Why Auditor Independence Matters

This is especially true around client fee structures and frameworks of ethical auditing regarding non-audit services.

In the post-pandemic world as economies and supply chains reopen, trade and commerce swings back to normal, and private companies continue to support public bodies with services to keep people safe and healthy, the auditing world will come under continued renewed pressure to remain objective.

Independence is essential for listed companies facing both their own stakeholders and the wider public, for capital markets to continue to work unimpeded and for companies to benefit from effective auditing. It requires efficient, direct, and trusted auditing services that focus on proactive engagement of risk analysis, alongside being able to identify any breach of independence in areas of concern.

But trust is hard earned and easily lost, and many high-profile cases at enterprise level pre-pandemic have muddied the independence waters. Impartiality is crucial, and many questions whether auditing can be truly independent when the consultancy and auditing is often done by the same company – in this regard, does the tail wag the dog?

Of course, stakeholder and public assumptions of auditor services, and the real job auditors do, can be wildly different. While auditors make sure accounts are “fair and true”, public expectations can see auditors as accounting police, whistleblowing on poor practice and informing the wider public of fraud, mismanagement, or company failure.
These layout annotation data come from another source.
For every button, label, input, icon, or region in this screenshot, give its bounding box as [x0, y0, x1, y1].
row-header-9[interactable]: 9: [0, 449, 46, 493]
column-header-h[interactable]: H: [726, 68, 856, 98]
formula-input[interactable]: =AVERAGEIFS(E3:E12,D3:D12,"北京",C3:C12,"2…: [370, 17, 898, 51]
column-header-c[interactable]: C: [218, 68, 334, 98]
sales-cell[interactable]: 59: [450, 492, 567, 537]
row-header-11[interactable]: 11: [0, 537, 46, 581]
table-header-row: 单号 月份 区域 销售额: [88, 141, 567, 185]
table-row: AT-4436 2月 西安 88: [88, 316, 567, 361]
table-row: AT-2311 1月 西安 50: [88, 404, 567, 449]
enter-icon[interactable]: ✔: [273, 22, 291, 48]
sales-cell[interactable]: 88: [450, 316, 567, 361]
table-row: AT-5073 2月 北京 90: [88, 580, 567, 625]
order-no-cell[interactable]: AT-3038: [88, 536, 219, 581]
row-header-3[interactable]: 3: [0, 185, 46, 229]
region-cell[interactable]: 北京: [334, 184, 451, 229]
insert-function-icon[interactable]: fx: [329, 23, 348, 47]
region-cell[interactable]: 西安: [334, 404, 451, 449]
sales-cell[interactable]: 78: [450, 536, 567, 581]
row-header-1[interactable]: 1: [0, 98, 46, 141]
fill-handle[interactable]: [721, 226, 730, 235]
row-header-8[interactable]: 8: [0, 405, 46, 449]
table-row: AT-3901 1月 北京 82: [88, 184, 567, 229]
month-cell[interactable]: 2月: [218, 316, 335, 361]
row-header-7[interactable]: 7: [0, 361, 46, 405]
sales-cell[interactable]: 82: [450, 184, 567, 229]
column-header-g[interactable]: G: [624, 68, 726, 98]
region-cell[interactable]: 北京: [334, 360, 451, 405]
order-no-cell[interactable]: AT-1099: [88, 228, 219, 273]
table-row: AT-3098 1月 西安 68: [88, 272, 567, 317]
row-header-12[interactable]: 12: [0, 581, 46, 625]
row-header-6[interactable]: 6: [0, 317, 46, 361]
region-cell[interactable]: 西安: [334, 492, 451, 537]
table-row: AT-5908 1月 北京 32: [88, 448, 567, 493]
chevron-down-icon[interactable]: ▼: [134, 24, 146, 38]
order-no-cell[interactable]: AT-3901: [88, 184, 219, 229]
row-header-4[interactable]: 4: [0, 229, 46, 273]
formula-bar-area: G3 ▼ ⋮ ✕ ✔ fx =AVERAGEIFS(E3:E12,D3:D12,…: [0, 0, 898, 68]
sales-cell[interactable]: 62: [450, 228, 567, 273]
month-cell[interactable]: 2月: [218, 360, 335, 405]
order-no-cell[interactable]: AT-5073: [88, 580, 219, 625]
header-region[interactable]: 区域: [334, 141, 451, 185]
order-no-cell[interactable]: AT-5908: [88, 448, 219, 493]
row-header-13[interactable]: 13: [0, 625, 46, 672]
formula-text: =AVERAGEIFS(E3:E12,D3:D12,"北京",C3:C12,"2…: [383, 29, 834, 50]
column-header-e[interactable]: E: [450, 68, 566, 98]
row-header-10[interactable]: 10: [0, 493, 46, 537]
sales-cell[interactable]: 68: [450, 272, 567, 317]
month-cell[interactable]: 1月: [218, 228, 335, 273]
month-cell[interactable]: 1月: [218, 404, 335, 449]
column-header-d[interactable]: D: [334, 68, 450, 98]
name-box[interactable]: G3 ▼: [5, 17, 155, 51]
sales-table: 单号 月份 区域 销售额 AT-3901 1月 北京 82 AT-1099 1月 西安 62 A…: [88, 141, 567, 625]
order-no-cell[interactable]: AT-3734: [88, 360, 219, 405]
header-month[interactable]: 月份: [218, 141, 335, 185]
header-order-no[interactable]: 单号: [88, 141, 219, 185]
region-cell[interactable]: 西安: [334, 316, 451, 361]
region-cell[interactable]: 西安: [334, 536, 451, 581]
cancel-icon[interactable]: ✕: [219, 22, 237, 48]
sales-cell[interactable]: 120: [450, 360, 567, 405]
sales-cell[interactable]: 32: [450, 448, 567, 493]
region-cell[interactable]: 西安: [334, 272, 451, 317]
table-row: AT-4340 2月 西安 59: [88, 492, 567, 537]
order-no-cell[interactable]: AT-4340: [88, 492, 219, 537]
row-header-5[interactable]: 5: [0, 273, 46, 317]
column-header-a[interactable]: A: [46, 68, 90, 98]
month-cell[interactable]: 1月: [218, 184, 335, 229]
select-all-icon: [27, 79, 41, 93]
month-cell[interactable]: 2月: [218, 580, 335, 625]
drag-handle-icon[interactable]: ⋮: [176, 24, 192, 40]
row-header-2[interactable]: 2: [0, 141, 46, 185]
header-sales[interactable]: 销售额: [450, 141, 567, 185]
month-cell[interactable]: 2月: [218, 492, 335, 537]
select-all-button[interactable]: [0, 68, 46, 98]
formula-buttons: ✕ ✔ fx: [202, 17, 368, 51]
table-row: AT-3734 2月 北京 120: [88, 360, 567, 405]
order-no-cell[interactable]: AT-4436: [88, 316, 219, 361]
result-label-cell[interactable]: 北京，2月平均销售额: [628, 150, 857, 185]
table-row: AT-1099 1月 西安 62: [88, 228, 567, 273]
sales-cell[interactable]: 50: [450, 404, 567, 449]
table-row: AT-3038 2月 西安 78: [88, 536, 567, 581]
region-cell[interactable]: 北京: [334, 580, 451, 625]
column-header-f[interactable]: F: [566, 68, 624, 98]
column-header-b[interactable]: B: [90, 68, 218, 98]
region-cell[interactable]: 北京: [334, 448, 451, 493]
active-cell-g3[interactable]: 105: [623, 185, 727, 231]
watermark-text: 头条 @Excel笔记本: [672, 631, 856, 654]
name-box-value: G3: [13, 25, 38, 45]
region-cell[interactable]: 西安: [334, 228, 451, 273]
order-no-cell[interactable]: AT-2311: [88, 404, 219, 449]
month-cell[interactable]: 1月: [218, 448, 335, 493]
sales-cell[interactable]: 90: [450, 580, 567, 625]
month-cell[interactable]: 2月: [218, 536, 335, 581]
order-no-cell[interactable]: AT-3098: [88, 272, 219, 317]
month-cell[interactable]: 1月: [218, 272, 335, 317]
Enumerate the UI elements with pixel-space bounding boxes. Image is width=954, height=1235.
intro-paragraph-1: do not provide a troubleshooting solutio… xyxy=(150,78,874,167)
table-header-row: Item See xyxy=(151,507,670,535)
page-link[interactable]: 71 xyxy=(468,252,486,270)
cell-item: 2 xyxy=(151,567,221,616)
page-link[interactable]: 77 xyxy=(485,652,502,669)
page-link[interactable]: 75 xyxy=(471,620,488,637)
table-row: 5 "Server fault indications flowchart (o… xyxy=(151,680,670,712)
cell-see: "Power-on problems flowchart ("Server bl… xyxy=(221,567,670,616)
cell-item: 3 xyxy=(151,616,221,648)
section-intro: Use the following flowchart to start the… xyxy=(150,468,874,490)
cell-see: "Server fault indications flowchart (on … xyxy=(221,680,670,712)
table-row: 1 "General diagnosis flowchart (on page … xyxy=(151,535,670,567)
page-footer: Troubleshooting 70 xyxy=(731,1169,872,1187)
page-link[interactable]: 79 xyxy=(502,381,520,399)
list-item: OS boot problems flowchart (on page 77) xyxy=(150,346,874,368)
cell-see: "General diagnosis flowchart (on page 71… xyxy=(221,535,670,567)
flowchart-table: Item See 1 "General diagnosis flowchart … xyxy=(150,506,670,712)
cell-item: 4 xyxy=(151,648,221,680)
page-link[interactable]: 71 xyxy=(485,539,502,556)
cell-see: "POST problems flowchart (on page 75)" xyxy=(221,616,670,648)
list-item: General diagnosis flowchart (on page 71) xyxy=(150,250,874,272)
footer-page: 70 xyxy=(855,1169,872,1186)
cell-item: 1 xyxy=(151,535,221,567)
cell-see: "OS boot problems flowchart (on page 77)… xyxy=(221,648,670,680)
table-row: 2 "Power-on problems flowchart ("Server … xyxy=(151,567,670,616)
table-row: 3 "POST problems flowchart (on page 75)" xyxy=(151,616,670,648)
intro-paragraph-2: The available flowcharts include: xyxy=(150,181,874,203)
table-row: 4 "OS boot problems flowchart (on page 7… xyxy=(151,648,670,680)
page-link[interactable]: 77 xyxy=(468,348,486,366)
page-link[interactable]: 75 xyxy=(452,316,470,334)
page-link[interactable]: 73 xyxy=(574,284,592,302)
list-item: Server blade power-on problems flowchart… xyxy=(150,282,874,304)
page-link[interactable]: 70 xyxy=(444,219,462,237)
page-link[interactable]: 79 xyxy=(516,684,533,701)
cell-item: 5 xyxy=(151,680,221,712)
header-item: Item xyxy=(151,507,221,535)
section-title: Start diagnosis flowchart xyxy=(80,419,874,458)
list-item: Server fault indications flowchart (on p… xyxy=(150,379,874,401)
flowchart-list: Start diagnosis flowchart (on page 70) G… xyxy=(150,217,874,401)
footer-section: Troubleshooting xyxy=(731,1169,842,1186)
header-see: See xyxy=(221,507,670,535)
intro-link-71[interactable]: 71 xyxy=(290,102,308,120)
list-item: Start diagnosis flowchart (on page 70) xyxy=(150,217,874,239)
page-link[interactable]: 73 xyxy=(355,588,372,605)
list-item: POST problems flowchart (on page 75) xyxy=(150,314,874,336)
This plays into the overall independence-of-service dynamic, and the changing ideas of what auditing is meant to do.

What are auditing vulnerabilities regarding independence?

Auditing is still a job done by people, and despite the best of intentions, those people can be prone to subjective decision making and pervasive biases like in any other job. The main vulnerabilities to accounting and auditing that can then impact independence are:

Vulnerability to unconscious bias

The simplest way of understanding this is through the lens of business development – audit firms want to retain business and understand that in some cases toleration of bad practice is required to retain said business.

The relationship generated between auditor and client can be seen as the nexus of this arrangement, and this relationship is subject to the same peer, subconscious, and psychological biases as any other buyer/seller relationship. How negative can an audit be if billings are on the line?


The matching of values, professional conduct and industry outlook can be seen as a vital component in how auditors are chosen by clients, which can create an independence imbalance. In this regard, patronage is another form of conflict of interest – who does the auditor serve?

The above points are particularly relevant to larger firms providing both advisory and auditing services to clients, where in the eyes of regulators, stakeholders, and the public, that line can and has been blurred.

Big Vs Small

Although it does not quite fall into the “too big to fail” genre of argument, when regulators of bigger auditing firms do not meet client rotational guidelines, a bad precedent is set, both from an independence issue and a revenue issue.

This last point is especially relevant for smaller firms who concentrate their revenue with a smaller number of clients and are equally as subject to these rules, whereas larger firms can operate as a sole audit choice for many decades and can soak up rotational revenue loss.

The bottom line

Independence is the soul of auditing. Even though it may be argued it is impossible to be completely free of some form of influence, this is more likely a result of human fallacy, rather than institutional failings.

Ethical frameworks are resolute in their guidance – much of the good work done by auditors is done in context of the job at hand, where independence of service is only viable through effective analysis of threat, conflict of interest and bias.

There is an increasing clamour for AI to take the lead in auditing determinations, however the sheer weight of opinion in the auditing matrix, not to mention the fast-changing industry and shifting expectations financial positions means that “fix” is not yet operational.